In 1949, McKeen lost his daughter, Alice, and his wife, leaving him the sole parent of his five children. When his sons married and moved to the city, McKeen ran the business until he retired in 1956. He rented the business to American Motors, who eventually bought it from the family after Mckeen's death in 1972.

Ramaikas said the building that conatined the Esso station hasn't changed much since her father owned it.   "The sides and the back of the place are still exactly the same," she said.  "Only the front has been changed in all these years. My father bought the property for his business from Mr. Moran, who owned the Oak Neck Inn, which was where the new restaurant is now." (999 Montauk Highway is where Nonnina's Italian Bistro is today.)

Ramaikas still lives on Myrtle Avenue, right next door to the house she grew up in. But parts of that home are still with her--literally. "The original back door to my house next door is now the door from my living room to my kitchen in this house," she said.  "And outside I have a hydrangea bush that came from a cutting off one of my mother's hydrangea bushes next door. I also have a Phlox plant which started from a cutting I took from a Phlox plant near my father's garage."

The West Islip Ramaikas fondly remembers was "so different and so nice years ago," not to say that she still doesn't enjoy the area where her father settled back in the 1940s.

"It wasn't so overcrowded," she recalls." There were such nice areas with plenty of trees and you could count the houses.

"The street behind the bait & tackle shop today-Madeline Place-was not there. It was all woods back then. And Pine Lake-it was full of lily pads. If you go by the lake today, you might still be able to see the concrete pilings.  And we used to play at the farm next to Sagtikos Manor. We rode horses there. One day when we were there, they were pasteurizing the milk and they gave us some to drink.
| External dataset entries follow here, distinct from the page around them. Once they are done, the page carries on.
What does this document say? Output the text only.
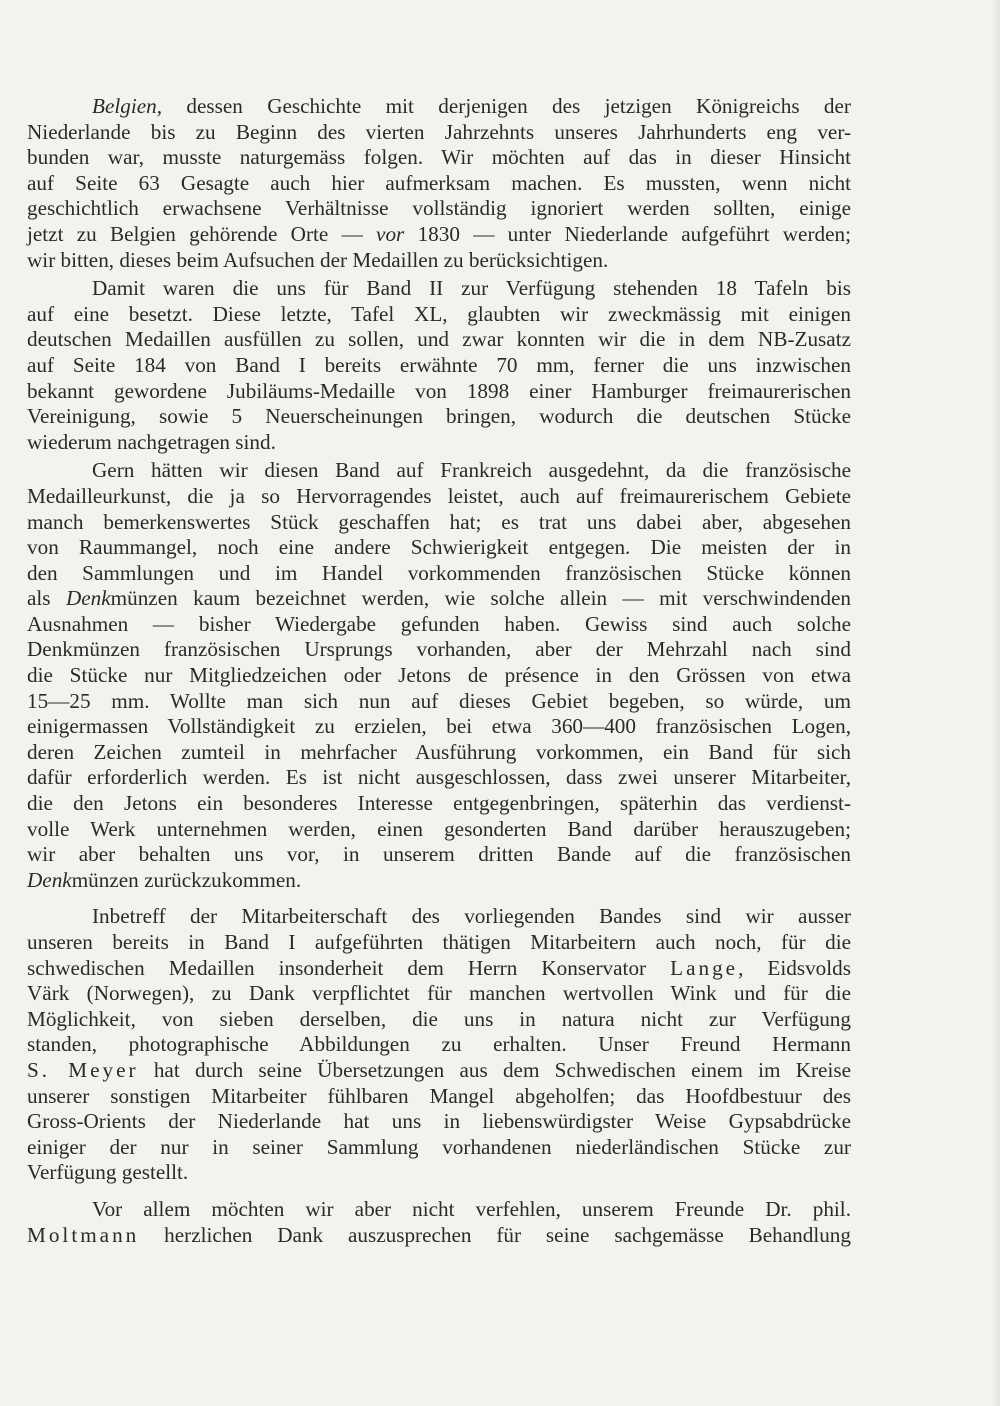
Belgien, dessen Geschichte mit derjenigen des jetzigen Königreichs der
Niederlande bis zu Beginn des vierten Jahrzehnts unseres Jahrhunderts eng ver-
bunden war, musste naturgemäss folgen. Wir möchten auf das in dieser Hinsicht
auf Seite 63 Gesagte auch hier aufmerksam machen. Es mussten, wenn nicht
geschichtlich erwachsene Verhältnisse vollständig ignoriert werden sollten, einige
jetzt zu Belgien gehörende Orte — vor 1830 — unter Niederlande aufgeführt werden;
wir bitten, dieses beim Aufsuchen der Medaillen zu berücksichtigen.
Damit waren die uns für Band II zur Verfügung stehenden 18 Tafeln bis
auf eine besetzt. Diese letzte, Tafel XL, glaubten wir zweckmässig mit einigen
deutschen Medaillen ausfüllen zu sollen, und zwar konnten wir die in dem NB-Zusatz
auf Seite 184 von Band I bereits erwähnte 70 mm, ferner die uns inzwischen
bekannt gewordene Jubiläums-Medaille von 1898 einer Hamburger freimaurerischen
Vereinigung, sowie 5 Neuerscheinungen bringen, wodurch die deutschen Stücke
wiederum nachgetragen sind.
Gern hätten wir diesen Band auf Frankreich ausgedehnt, da die französische
Medailleurkunst, die ja so Hervorragendes leistet, auch auf freimaurerischem Gebiete
manch bemerkenswertes Stück geschaffen hat; es trat uns dabei aber, abgesehen
von Raummangel, noch eine andere Schwierigkeit entgegen. Die meisten der in
den Sammlungen und im Handel vorkommenden französischen Stücke können
als Denkmünzen kaum bezeichnet werden, wie solche allein — mit verschwindenden
Ausnahmen — bisher Wiedergabe gefunden haben. Gewiss sind auch solche
Denkmünzen französischen Ursprungs vorhanden, aber der Mehrzahl nach sind
die Stücke nur Mitgliedzeichen oder Jetons de présence in den Grössen von etwa
15—25 mm. Wollte man sich nun auf dieses Gebiet begeben, so würde, um
einigermassen Vollständigkeit zu erzielen, bei etwa 360—400 französischen Logen,
deren Zeichen zumteil in mehrfacher Ausführung vorkommen, ein Band für sich
dafür erforderlich werden. Es ist nicht ausgeschlossen, dass zwei unserer Mitarbeiter,
die den Jetons ein besonderes Interesse entgegenbringen, späterhin das verdienst-
volle Werk unternehmen werden, einen gesonderten Band darüber herauszugeben;
wir aber behalten uns vor, in unserem dritten Bande auf die französischen
Denkmünzen zurückzukommen.
Inbetreff der Mitarbeiterschaft des vorliegenden Bandes sind wir ausser
unseren bereits in Band I aufgeführten thätigen Mitarbeitern auch noch, für die
schwedischen Medaillen insonderheit dem Herrn Konservator Lange, Eidsvolds
Värk (Norwegen), zu Dank verpflichtet für manchen wertvollen Wink und für die
Möglichkeit, von sieben derselben, die uns in natura nicht zur Verfügung
standen, photographische Abbildungen zu erhalten. Unser Freund Hermann
S. Meyer hat durch seine Übersetzungen aus dem Schwedischen einem im Kreise
unserer sonstigen Mitarbeiter fühlbaren Mangel abgeholfen; das Hoofdbestuur des
Gross-Orients der Niederlande hat uns in liebenswürdigster Weise Gypsabdrücke
einiger der nur in seiner Sammlung vorhandenen niederländischen Stücke zur
Verfügung gestellt.
Vor allem möchten wir aber nicht verfehlen, unserem Freunde Dr. phil.
Moltmann herzlichen Dank auszusprechen für seine sachgemässe Behandlung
Another time the cows got out from the farm and the next morning we woke up to find 35 cows in the front yard! There was a chicken farm next door to us so we got to play with the little baby chicks. We had good clean fun."

 

This week's trivia question:  The concrete pilings visible in Pine Lake today were from a restaurant which was located in front of the lake on Montauk Highway during the same era as when the Esso station was open. What was the name of that restaurant?    (Hint: the family that owned it owns five restaurants on Long Island today.) The answer in next week's column.

The answer to last week's trivia question is: The West Islip Library was originally located on Hawley Avenue.